3. Cannibal Ferox (1981)
Even if Cannibal Ferox isn’t the best Italian cannibal film, it’s one of the most shocking in the genre. Even if it doesn’t have Cannibal Holocaust’s level of sophistication, it does include some of the most brutal and disturbing sequences in the genre. However, director Umberto Lenzi and effects master Gianetto de Rossi deliver some truly nasty scenes in this film, which follows the same general premise as the others (First-World explorers are captured and eaten by Third-World cannibals). However implausible it may appear, the claim that Cannibal Ferox was “banned in 31 countries” in marketing materials does hint at what may be found in the book. Not recommended for the faint of heart.
2. Raw (2016)
It’s no surprise that some of the best recent horror films have come out of France, and Raw is no exception. The film’s gorier cannibal scenes caused fainting and walkouts at festival viewing, earning it considerable notoriety. Despite the fact that it has several impressive sequences, the film is much more than a collection of grisly shocks. This coming-of-age tale, directed by Julia Ducournau, follows a vegetarian called Justine as she begins veterinary school and begins to have cannibalistic desires. Garance Marillier’s portrayal as Justine, a woman who can’t resist the temptation to consume human flesh, is a standout in Raw, which has a bizarre, dreamy ambiance and surprising dark comedy.
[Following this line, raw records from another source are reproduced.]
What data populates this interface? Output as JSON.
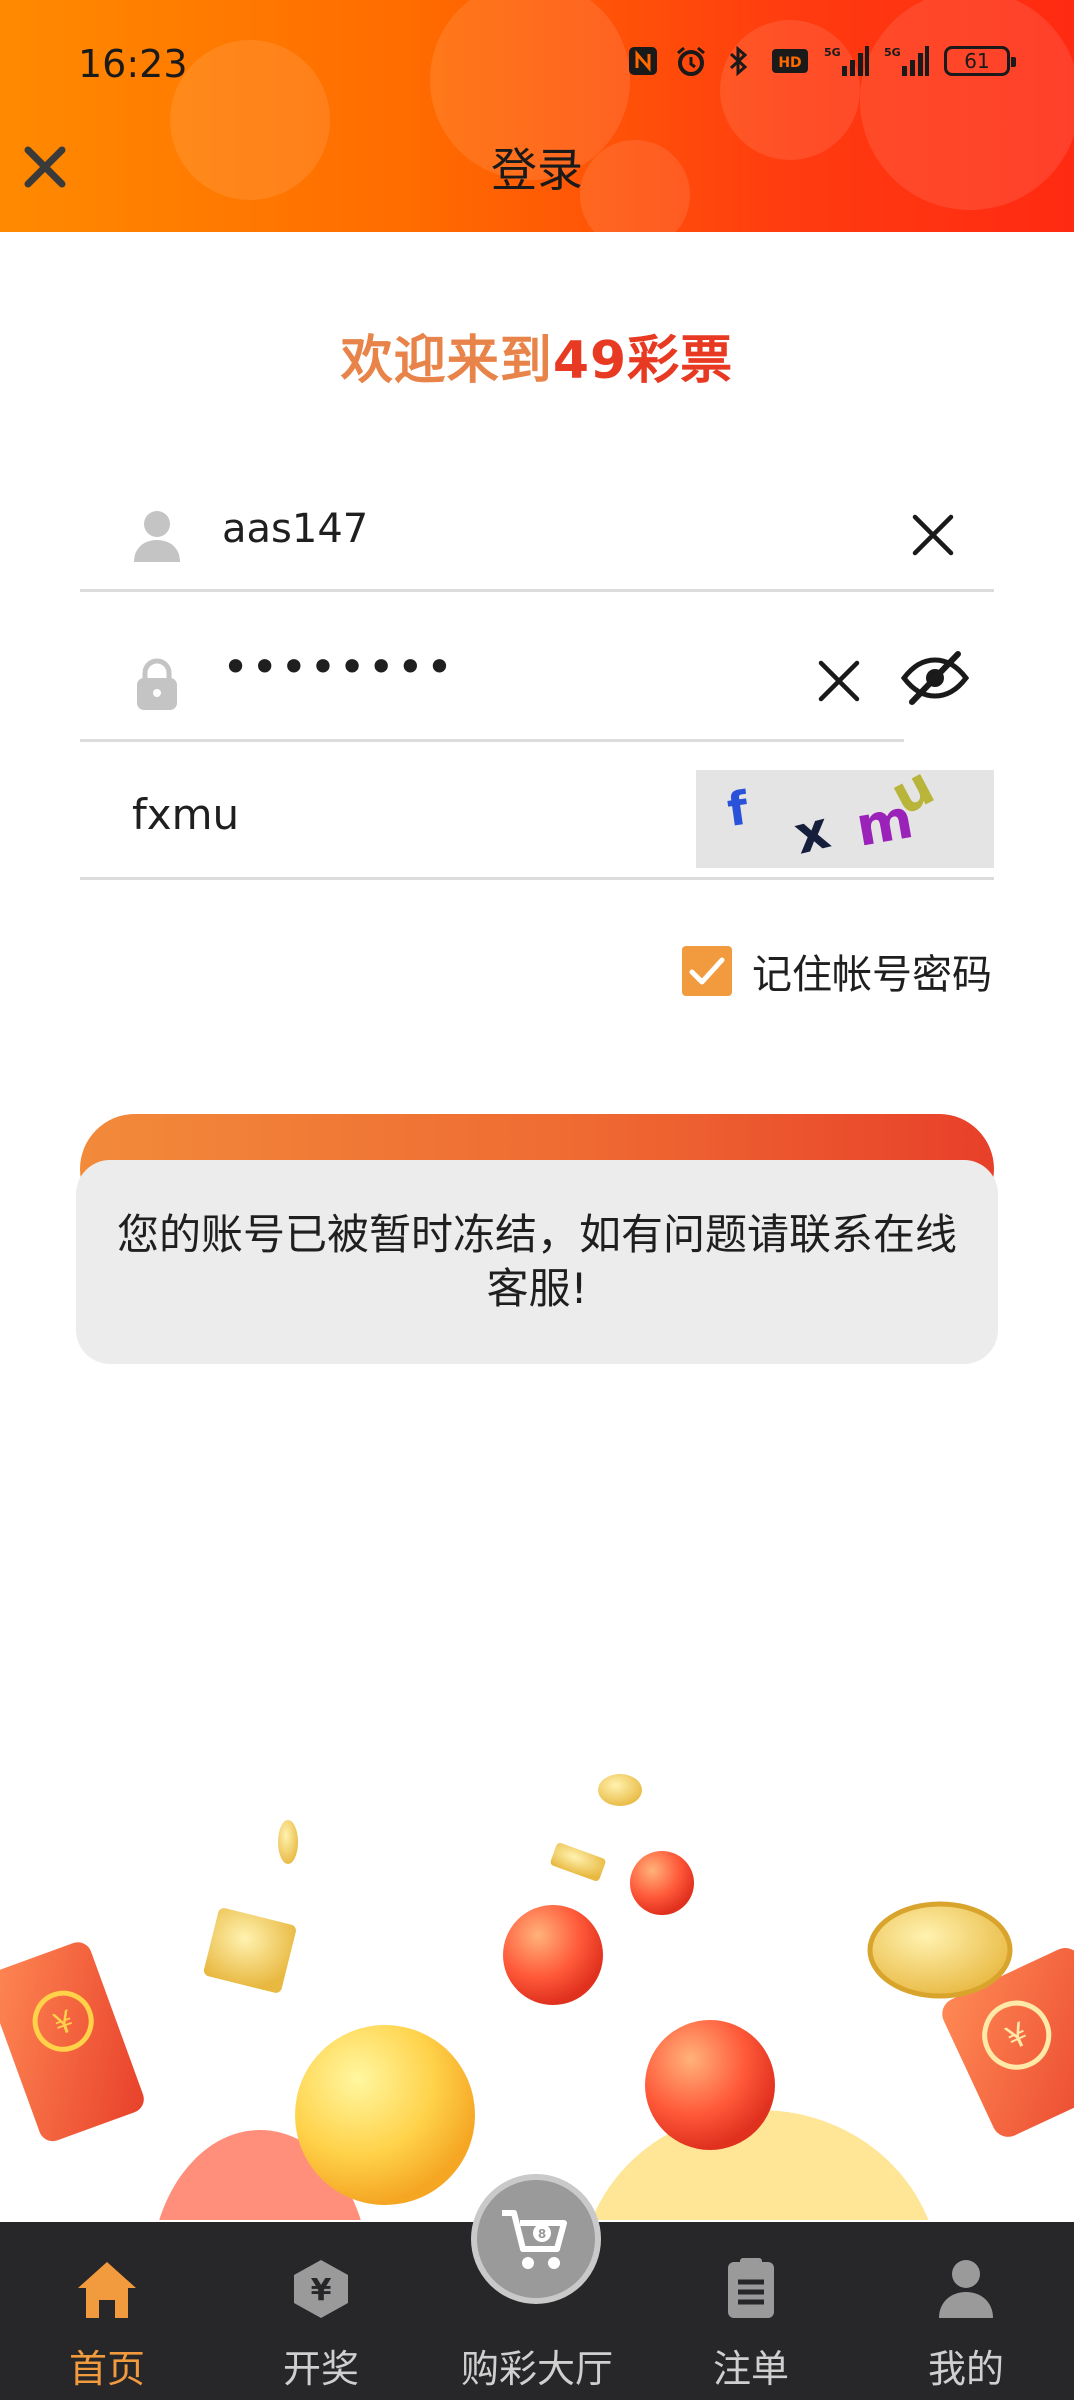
{
  "status_bar": {
    "time": "16:23",
    "battery": "61",
    "icons": [
      "nfc-icon",
      "alarm-icon",
      "bluetooth-icon",
      "hd-icon",
      "signal-5g-icon",
      "signal-5g-icon"
    ]
  },
  "header": {
    "title": "登录",
    "close_icon": "close-icon",
    "gradient": [
      "#ff8a00",
      "#ff2a12"
    ]
  },
  "welcome": {
    "prefix": "欢迎来到",
    "brand": "49彩票",
    "prefix_color": "#e8844a",
    "brand_color": "#e83a22"
  },
  "form": {
    "username": {
      "value": "aas147",
      "icon": "user-icon"
    },
    "password": {
      "value": "••••••••",
      "icon": "lock-icon"
    },
    "captcha": {
      "value": "fxmu",
      "image_text": [
        "f",
        "x",
        "m",
        "u"
      ]
    },
    "remember": {
      "label": "记住帐号密码",
      "checked": true
    }
  },
  "toast": {
    "message": "您的账号已被暂时冻结，如有问题请联系在线客服!"
  },
  "tabbar": {
    "items": [
      {
        "label": "首页",
        "icon": "home-icon",
        "active": true
      },
      {
        "label": "开奖",
        "icon": "lottery-result-icon",
        "active": false
      },
      {
        "label": "购彩大厅",
        "icon": "cart-icon",
        "active": false
      },
      {
        "label": "注单",
        "icon": "clipboard-icon",
        "active": false
      },
      {
        "label": "我的",
        "icon": "profile-icon",
        "active": false
      }
    ],
    "active_color": "#f29a3e"
  }
}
1. Cannibal Holocaust (1980)
The cannibal classic by Ruggero Deodato continues to be a landmark in the Italian cannibal cycle. Although it’s certainly the best of its kind, it’s also one of the most difficult films to watch because of its unique approach to storytelling. In the first half, an American anthropologist travels to the Amazon jungle to investigate the disappearance of a team of documentary filmmakers. That they were all slain out there is revealed by him, and the rest of the movie shows us their reels of film, as the indigenous are manipulated and tortured in order to acquire some sensationalist video. It’s only a matter of time before everything goes horribly wrong. Documentary filmmakers and the “civilized” world’s influence on distant populations are examined in Cannibal Holocaust at times. On the other hand, it stands on its own as a nasty, exploitative film. Some very horrifying scenes occur when the filmmakers are turned into supper by cannibal tribes as a result of their inexcusable depiction of animal cruelty. Films like The Blair Witch Project were influenced by Deodato’s amazing found footage method, and the film still has the potential to shock and offend nearly 40 years later.